CUDA WARPS Conceptual question regarding warps


I have a question regarding warps in CUDA.

My understanding is that, the GPU device has many multiprocessors (say N) and each multiprocessor has several processors (say M).

So, if we load a kernal on to the device, it is executed as a grid of thread blocks. These blocks are sheduled for execution on the multiprocessors.

The active blocks are then split into groups of threads called warps which are executed simultaneously.

Since the maximum number of processors on a single multiprocessor is M, shouldn’t the warp size always be M?

Can anyone please clarify this?

No, it should be a multiple of M. Think of it as M-lane vector processor with vector length equal to warp size.

I was just browsing the CUDA Programming guide (Appendix A)

and it was metioned that the warp size is 32 threads…
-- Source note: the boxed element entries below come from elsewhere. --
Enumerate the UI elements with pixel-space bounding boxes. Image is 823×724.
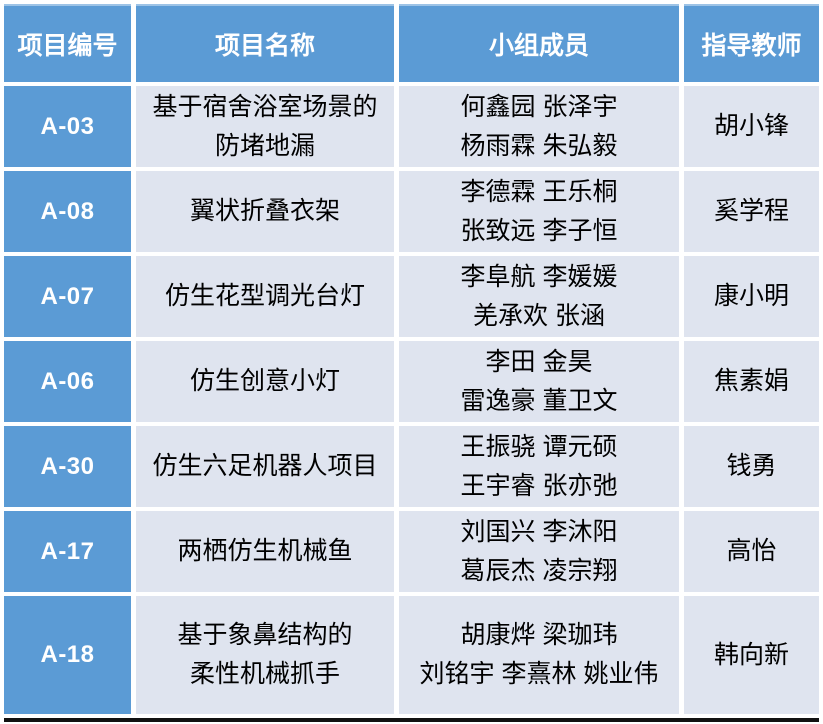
- table-row: A-07 仿生花型调光台灯 李阜航 李媛媛 羌承欢 张涵 康小明: [4, 256, 819, 337]
- advisor-cell: 胡小锋: [684, 86, 819, 167]
- table-row: A-18 基于象鼻结构的 柔性机械抓手 胡康烨 梁珈玮 刘铭宇 李熹林 姚业伟 …: [4, 596, 819, 714]
- advisor-cell: 康小明: [684, 256, 819, 337]
- table-row: A-08 翼状折叠衣架 李德霖 王乐桐 张致远 李子恒 奚学程: [4, 171, 819, 252]
- members-cell: 胡康烨 梁珈玮 刘铭宇 李熹林 姚业伟: [399, 596, 679, 714]
- table-bottom-border: [4, 718, 819, 722]
- project-name-cell: 仿生六足机器人项目: [136, 426, 394, 507]
- members-cell: 刘国兴 李沐阳 葛辰杰 凌宗翔: [399, 511, 679, 592]
- header-group-members: 小组成员: [399, 4, 679, 82]
- table-row: A-06 仿生创意小灯 李田 金昊 雷逸豪 董卫文 焦素娟: [4, 341, 819, 422]
- project-id-cell: A-03: [4, 86, 131, 167]
- project-id-cell: A-08: [4, 171, 131, 252]
- project-name-cell: 仿生花型调光台灯: [136, 256, 394, 337]
- table-header-row: 项目编号 项目名称 小组成员 指导教师: [4, 4, 819, 82]
- advisor-cell: 奚学程: [684, 171, 819, 252]
- members-cell: 李田 金昊 雷逸豪 董卫文: [399, 341, 679, 422]
- project-name-cell: 翼状折叠衣架: [136, 171, 394, 252]
- members-cell: 何鑫园 张泽宇 杨雨霖 朱弘毅: [399, 86, 679, 167]
- project-id-cell: A-07: [4, 256, 131, 337]
- project-id-cell: A-18: [4, 596, 131, 714]
- project-name-cell: 两栖仿生机械鱼: [136, 511, 394, 592]
- header-project-id: 项目编号: [4, 4, 131, 82]
- advisor-cell: 焦素娟: [684, 341, 819, 422]
- project-name-cell: 仿生创意小灯: [136, 341, 394, 422]
- advisor-cell: 高怡: [684, 511, 819, 592]
- members-cell: 王振骁 谭元硕 王宇睿 张亦弛: [399, 426, 679, 507]
- table-row: A-03 基于宿舍浴室场景的 防堵地漏 何鑫园 张泽宇 杨雨霖 朱弘毅 胡小锋: [4, 86, 819, 167]
- table-row: A-30 仿生六足机器人项目 王振骁 谭元硕 王宇睿 张亦弛 钱勇: [4, 426, 819, 507]
- project-id-cell: A-17: [4, 511, 131, 592]
- header-advisor: 指导教师: [684, 4, 819, 82]
- projects-table: 项目编号 项目名称 小组成员 指导教师 A-03 基于宿舍浴室场景的 防堵地漏 …: [4, 4, 819, 722]
- project-name-cell: 基于宿舍浴室场景的 防堵地漏: [136, 86, 394, 167]
- project-id-cell: A-30: [4, 426, 131, 507]
- table-row: A-17 两栖仿生机械鱼 刘国兴 李沐阳 葛辰杰 凌宗翔 高怡: [4, 511, 819, 592]
- members-cell: 李阜航 李媛媛 羌承欢 张涵: [399, 256, 679, 337]
- header-project-name: 项目名称: [136, 4, 394, 82]
- advisor-cell: 韩向新: [684, 596, 819, 714]
- members-cell: 李德霖 王乐桐 张致远 李子恒: [399, 171, 679, 252]
- project-name-cell: 基于象鼻结构的 柔性机械抓手: [136, 596, 394, 714]
- advisor-cell: 钱勇: [684, 426, 819, 507]
- project-id-cell: A-06: [4, 341, 131, 422]
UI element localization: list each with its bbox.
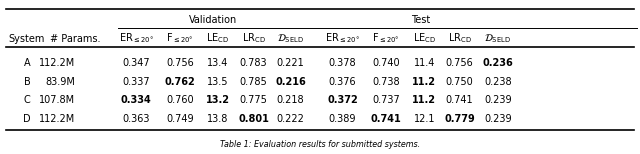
Text: 0.389: 0.389 xyxy=(329,114,356,124)
Text: System: System xyxy=(9,34,45,43)
Text: 0.750: 0.750 xyxy=(445,77,474,87)
Text: 0.738: 0.738 xyxy=(372,77,400,87)
Text: $\mathcal{D}_\mathrm{SELD}$: $\mathcal{D}_\mathrm{SELD}$ xyxy=(484,32,511,45)
Text: 0.783: 0.783 xyxy=(239,58,268,68)
Text: 13.5: 13.5 xyxy=(207,77,228,87)
Text: 0.378: 0.378 xyxy=(328,58,356,68)
Text: 0.221: 0.221 xyxy=(276,58,305,68)
Text: # Params.: # Params. xyxy=(51,34,100,43)
Text: 12.1: 12.1 xyxy=(413,114,435,124)
Text: Table 1: Evaluation results for submitted systems.: Table 1: Evaluation results for submitte… xyxy=(220,140,420,149)
Text: $\mathrm{ER}_{\leq 20°}$: $\mathrm{ER}_{\leq 20°}$ xyxy=(119,32,154,45)
Text: 0.239: 0.239 xyxy=(484,114,512,124)
Text: $\mathcal{D}_\mathrm{SELD}$: $\mathcal{D}_\mathrm{SELD}$ xyxy=(277,32,304,45)
Text: 11.2: 11.2 xyxy=(412,95,436,105)
Text: 0.216: 0.216 xyxy=(275,77,306,87)
Text: 0.372: 0.372 xyxy=(327,95,358,105)
Text: Validation: Validation xyxy=(189,15,237,25)
Text: 0.756: 0.756 xyxy=(445,58,474,68)
Text: Test: Test xyxy=(410,15,430,25)
Text: 0.218: 0.218 xyxy=(276,95,305,105)
Text: $\mathrm{F}_{\leq 20°}$: $\mathrm{F}_{\leq 20°}$ xyxy=(372,32,399,45)
Text: $\mathrm{LR_{CD}}$: $\mathrm{LR_{CD}}$ xyxy=(447,32,472,45)
Text: 0.363: 0.363 xyxy=(123,114,150,124)
Text: $\mathrm{F}_{\leq 20°}$: $\mathrm{F}_{\leq 20°}$ xyxy=(166,32,193,45)
Text: 0.347: 0.347 xyxy=(122,58,150,68)
Text: $\mathrm{LR_{CD}}$: $\mathrm{LR_{CD}}$ xyxy=(241,32,266,45)
Text: 11.2: 11.2 xyxy=(412,77,436,87)
Text: 0.222: 0.222 xyxy=(276,114,305,124)
Text: 0.749: 0.749 xyxy=(166,114,194,124)
Text: A: A xyxy=(24,58,30,68)
Text: $\mathrm{LE_{CD}}$: $\mathrm{LE_{CD}}$ xyxy=(413,32,436,45)
Text: D: D xyxy=(23,114,31,124)
Text: 107.8M: 107.8M xyxy=(40,95,76,105)
Text: C: C xyxy=(24,95,30,105)
Text: 13.8: 13.8 xyxy=(207,114,228,124)
Text: 0.775: 0.775 xyxy=(239,95,268,105)
Text: 0.337: 0.337 xyxy=(122,77,150,87)
Text: 0.741: 0.741 xyxy=(445,95,474,105)
Text: 13.4: 13.4 xyxy=(207,58,228,68)
Text: B: B xyxy=(24,77,30,87)
Text: 83.9M: 83.9M xyxy=(45,77,76,87)
Text: 0.239: 0.239 xyxy=(484,95,512,105)
Text: 0.760: 0.760 xyxy=(166,95,194,105)
Text: 13.2: 13.2 xyxy=(205,95,230,105)
Text: 0.740: 0.740 xyxy=(372,58,400,68)
Text: 112.2M: 112.2M xyxy=(39,114,76,124)
Text: 0.779: 0.779 xyxy=(444,114,475,124)
Text: 0.238: 0.238 xyxy=(484,77,512,87)
Text: 0.785: 0.785 xyxy=(239,77,268,87)
Text: 0.801: 0.801 xyxy=(238,114,269,124)
Text: 0.236: 0.236 xyxy=(483,58,513,68)
Text: 0.376: 0.376 xyxy=(328,77,356,87)
Text: 112.2M: 112.2M xyxy=(39,58,76,68)
Text: 11.4: 11.4 xyxy=(413,58,435,68)
Text: 0.762: 0.762 xyxy=(164,77,195,87)
Text: $\mathrm{ER}_{\leq 20°}$: $\mathrm{ER}_{\leq 20°}$ xyxy=(325,32,360,45)
Text: 0.741: 0.741 xyxy=(371,114,401,124)
Text: $\mathrm{LE_{CD}}$: $\mathrm{LE_{CD}}$ xyxy=(206,32,229,45)
Text: 0.756: 0.756 xyxy=(166,58,194,68)
Text: 0.737: 0.737 xyxy=(372,95,400,105)
Text: 0.334: 0.334 xyxy=(121,95,152,105)
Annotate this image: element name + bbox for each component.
So, if the warp size is ‘fixed’ at 32 threads, does it mean that the number of processors in each multiprocessor (M) is a factor of 32…??

Does this mean that the value of M is restricted ?


Yes, the number of multiprocessors is 8 in all current CUDA cards. The warp size is also fixed for all current cards at 32, although you query the warp size at runtime. Future devices may have different values.

8 cores per multiprocessor, you mean. One of my cards has 12 multiprocessors, another 16.

Said before but just as starter:

Each GPU has multiprocessors ranging to 16 at the top models. Each mp now has 8 SIMD processors.

The warps size of 32 is easy explained if you go into detail of the instruction set.

The most common instructions take 4 clock cylces. As each warp can issue 8 threads at a time (remember the 8 SIMD processors), it takes 4 steps to issue all threads. At this point the pipeline is finished for the first 8 threads.

You can ensure scaling by splitting up your problem to as many blocks as possible. As long as you do this and keep at least 64 threads per block (== 2 warps), your algorithm should be independent of the amount of multiprocessors

In my opinion the number of SIMD procs per MP will not increase too much, as SIMD constraints then become a problem for scientific computing.


Ah, nuts. Yeah, I mean 8 processors per multiprocessor. Sorry to add to the confusion.